二番茶の摘採が終了した茶園では、天候を見ながら二番茶後の茶園管理に取り組んでいる生産家の姿が見られます。害虫防除や施肥などの作業が主になります。各地域では耕作放棄地になっている茶園についての話し合いや、二番茶の生産や取引についての反省会を進めているところもあります。来季に向けて樹勢回復を優先させる動きが大半ですので、県内の三番茶生産は見送られるようです。ドリンク関連の三茶需要はありますので事前受注生産となります。

掛川・菊川・島田・牧之原の4市と川根本町にまたがる「静岡の茶草場」が石川県で開かれた国連食糧農業機関(FAO)の国際会議で世界農業遺産に登録されました。茶価低迷が長引く中、世界的ブランドの確立で茶業と地域の活性化が実現できるか、今後の基準づくりに期待がかかります。

産地問屋は仕上・発送を進めながら、消費地との情報交換を進めています。二番茶の増産から、予定量よりかなり多く仕入したために満腹感があります。中小の産地問屋がリーフ用に手当てする割合は少なく、大口で仕入するのはドリンク関連業者です。過去10年でペットボトル入りなどの緑茶飲料は1.5倍に成長しました。一方で緑茶のリーフ需要は金額ベースで4割減っています。家庭では急須で入れるお茶を飲む機会が少なくなり、利便性の高いペットボトル飲料が成長を続けているからです。この傾向が今後も続きますと、自主的に廃業・解散を選択する産地問屋も出てくるのではと懸念する声も聞かれ始めました。5年後10年後を見据えた次の一手が望まれます。

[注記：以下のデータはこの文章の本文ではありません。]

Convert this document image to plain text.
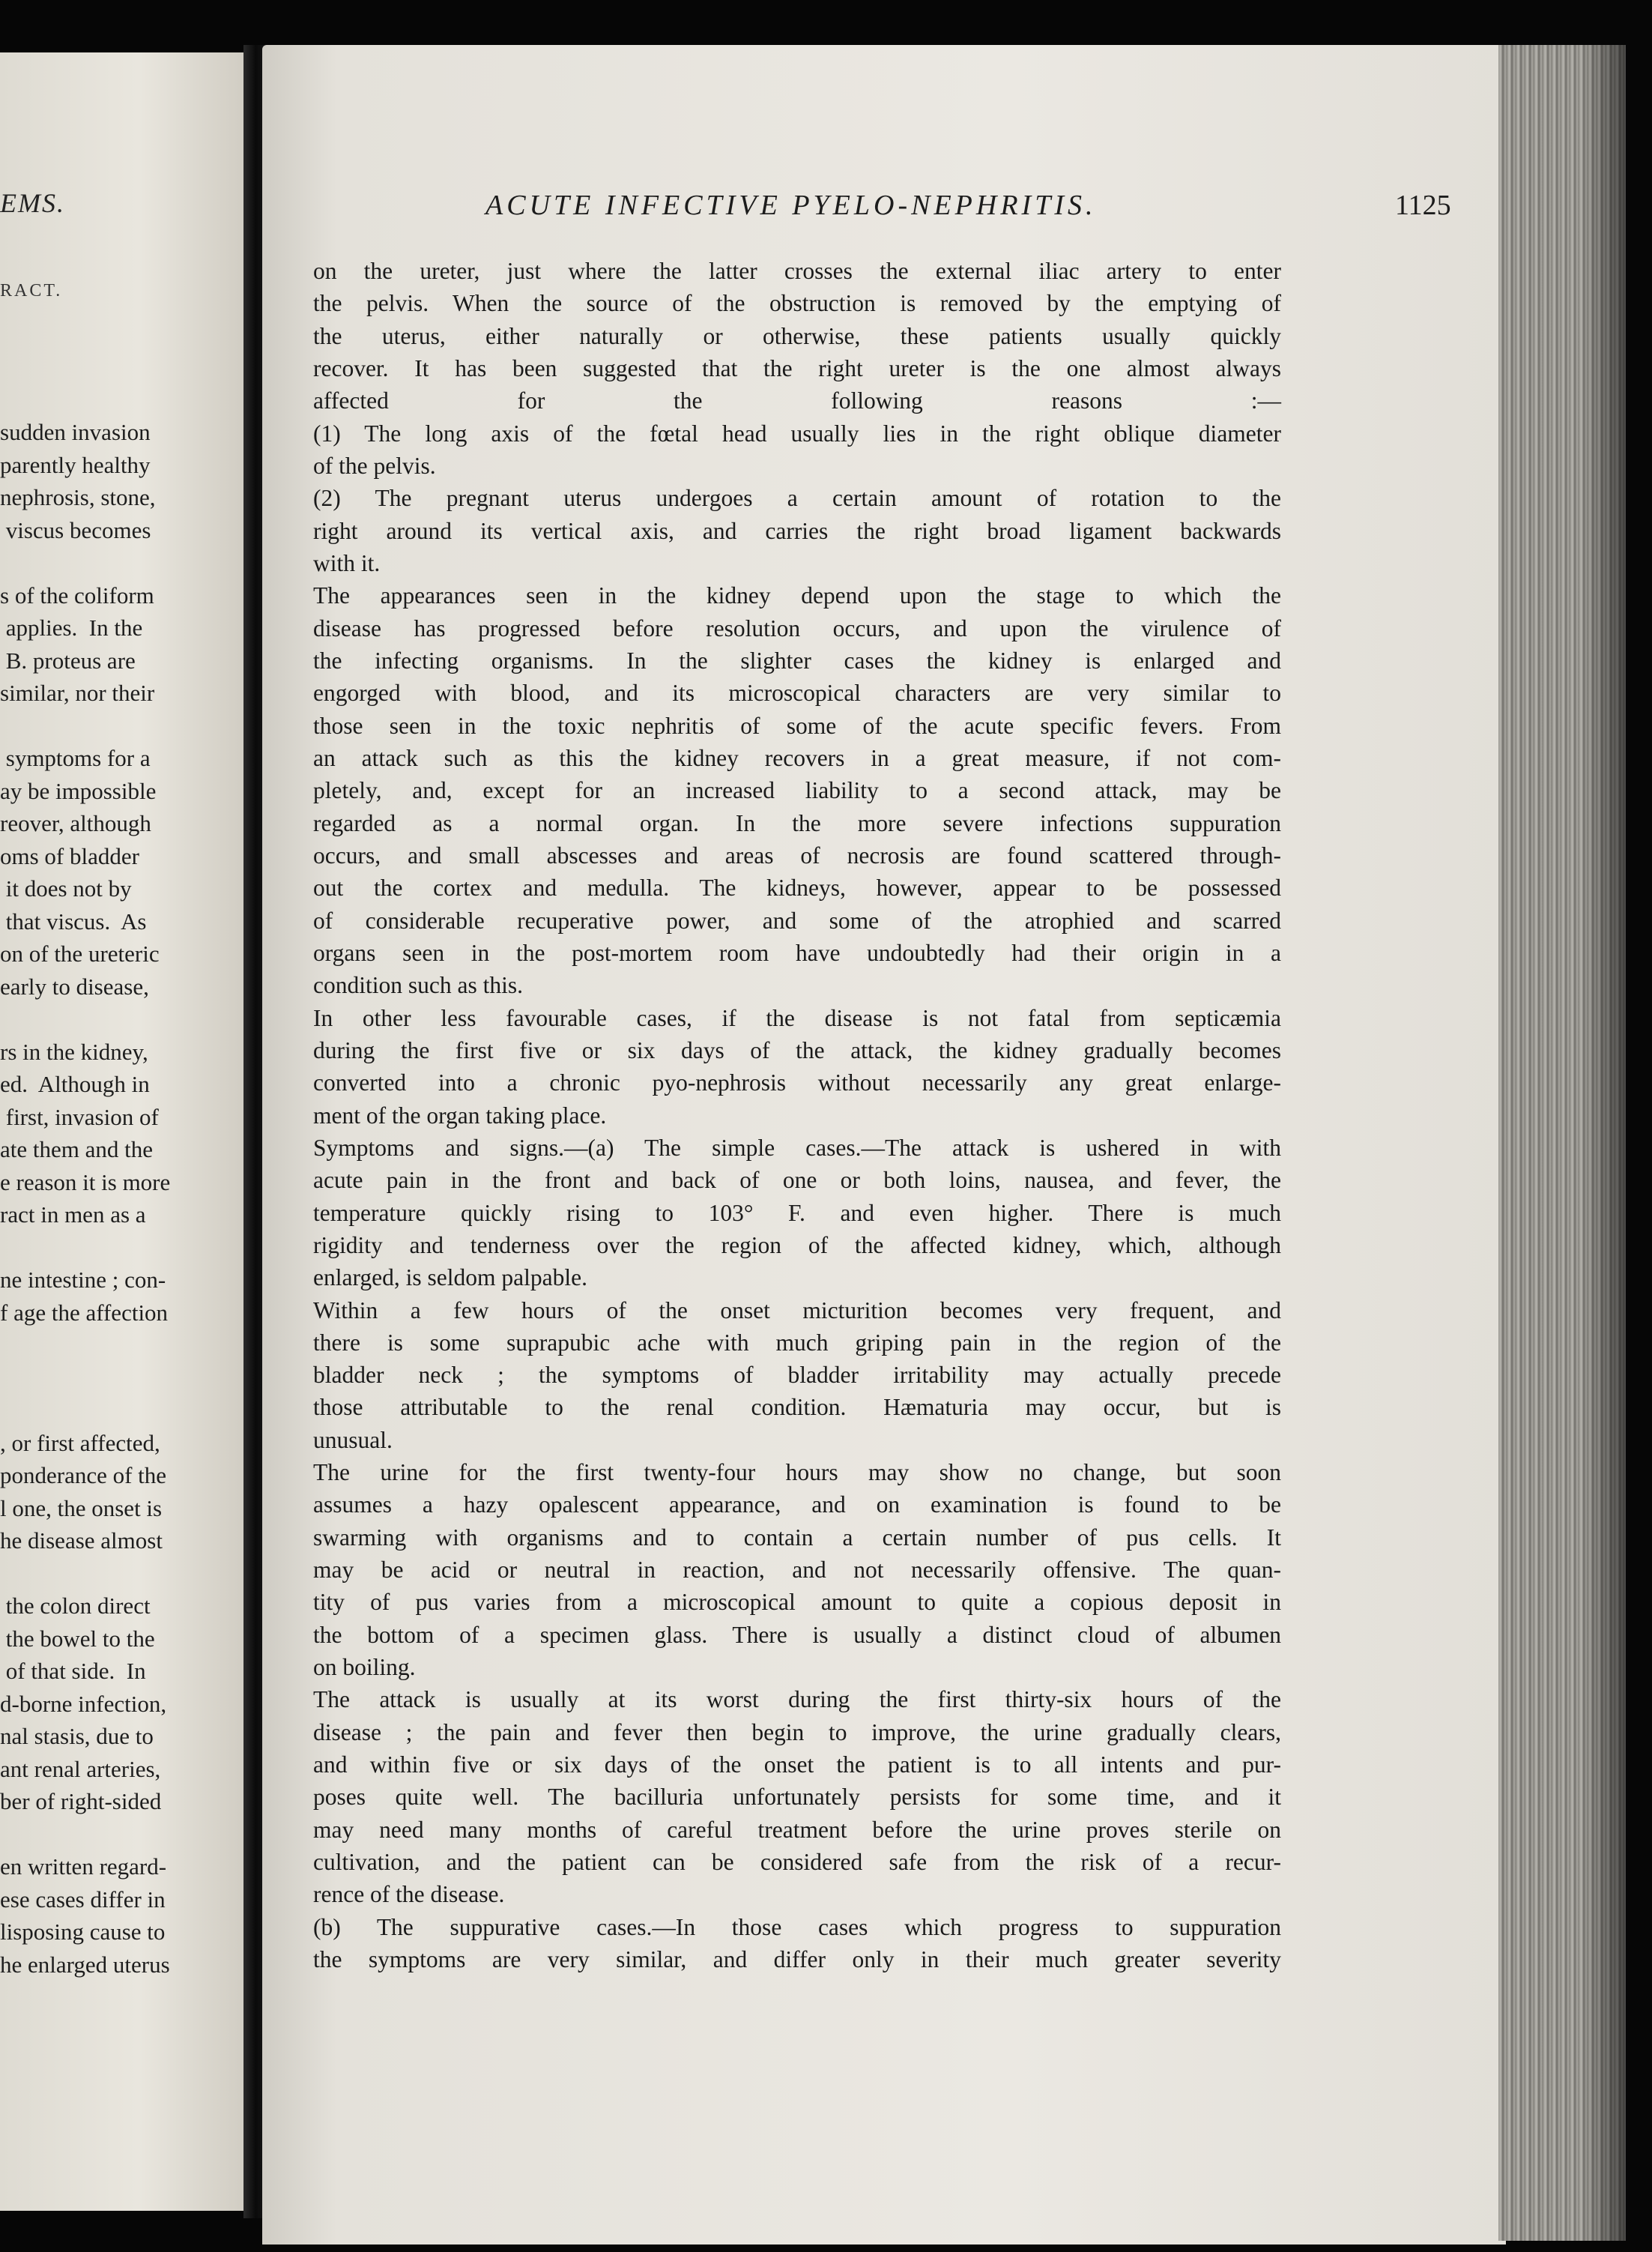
EMS.
RACT.
sudden invasion
parently healthy
nephrosis, stone,
viscus becomes
s of the coliform
applies.  In the
B. proteus are
similar, nor their
symptoms for a
ay be impossible
reover, although
oms of bladder
it does not by
that viscus.  As
on of the ureteric
early to disease,
rs in the kidney,
ed.  Although in
first, invasion of
ate them and the
e reason it is more
ract in men as a
ne intestine ; con-
f age the affection
, or first affected,
ponderance of the
l one, the onset is
he disease almost
the colon direct
the bowel to the
of that side.  In
d-borne infection,
nal stasis, due to
ant renal arteries,
ber of right-sided
en written regard-
ese cases differ in
lisposing cause to
he enlarged uterus
ACUTE INFECTIVE PYELO-NEPHRITIS.	1125
on the ureter, just where the latter crosses the external iliac artery to enter
the pelvis. When the source of the obstruction is removed by the emptying of
the uterus, either naturally or otherwise, these patients usually quickly
recover. It has been suggested that the right ureter is the one almost always
affected for the following reasons :—
(1) The long axis of the fœtal head usually lies in the right oblique diameter
of the pelvis.
(2) The pregnant uterus undergoes a certain amount of rotation to the
right around its vertical axis, and carries the right broad ligament backwards
with it.
The appearances seen in the kidney depend upon the stage to which the
disease has progressed before resolution occurs, and upon the virulence of
the infecting organisms. In the slighter cases the kidney is enlarged and
engorged with blood, and its microscopical characters are very similar to
those seen in the toxic nephritis of some of the acute specific fevers. From
an attack such as this the kidney recovers in a great measure, if not com-
pletely, and, except for an increased liability to a second attack, may be
regarded as a normal organ. In the more severe infections suppuration
occurs, and small abscesses and areas of necrosis are found scattered through-
out the cortex and medulla. The kidneys, however, appear to be possessed
of considerable recuperative power, and some of the atrophied and scarred
organs seen in the post-mortem room have undoubtedly had their origin in a
condition such as this.
In other less favourable cases, if the disease is not fatal from septicæmia
during the first five or six days of the attack, the kidney gradually becomes
converted into a chronic pyo-nephrosis without necessarily any great enlarge-
ment of the organ taking place.
Symptoms and signs.—(a) The simple cases.—The attack is ushered in with
acute pain in the front and back of one or both loins, nausea, and fever, the
temperature quickly rising to 103° F. and even higher. There is much
rigidity and tenderness over the region of the affected kidney, which, although
enlarged, is seldom palpable.
Within a few hours of the onset micturition becomes very frequent, and
there is some suprapubic ache with much griping pain in the region of the
bladder neck ; the symptoms of bladder irritability may actually precede
those attributable to the renal condition. Hæmaturia may occur, but is
unusual.
The urine for the first twenty-four hours may show no change, but soon
assumes a hazy opalescent appearance, and on examination is found to be
swarming with organisms and to contain a certain number of pus cells. It
may be acid or neutral in reaction, and not necessarily offensive. The quan-
tity of pus varies from a microscopical amount to quite a copious deposit in
the bottom of a specimen glass. There is usually a distinct cloud of albumen
on boiling.
The attack is usually at its worst during the first thirty-six hours of the
disease ; the pain and fever then begin to improve, the urine gradually clears,
and within five or six days of the onset the patient is to all intents and pur-
poses quite well. The bacilluria unfortunately persists for some time, and it
may need many months of careful treatment before the urine proves sterile on
cultivation, and the patient can be considered safe from the risk of a recur-
rence of the disease.
(b) The suppurative cases.—In those cases which progress to suppuration
the symptoms are very similar, and differ only in their much greater severity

消費地では「中元商戦」の販売に力を入れながら、本格的な夏を迎える前に、店内で接茶などをして「水出し煎茶」のPRに努めています。家庭用の需要とともにギフト需要をいかに開拓していくのか、商品開発・販売企画を練って中元・歳暮・手土産等のギフト需要に繋げようと真剣に取り組んでいます。アベノミクスで金融緩和を促して、円安・株高の流れをつくり、各自動車のメーカーは過去最高の利益をあげました。そのお金が下請け企業や小売店、働き手、地方へと回って行くはずですが、小売店からは「高級品が売れているというニュースが信じられない」といった、ため息まじりの声も聞かれます。安部政権は先月「第3の矢」である成長戦略をまとめました。しかし、そこには大都市の経済や大企業を潤すメニューばかりが並び、地方や中小企業・働き手が潤う道筋が見えてこないとの声があちらこちらで聞こえてきます。安部政権が打ち出す政策は、私たちの暮らしにどんな影響を与えるのか、参院選の結果が注目されます。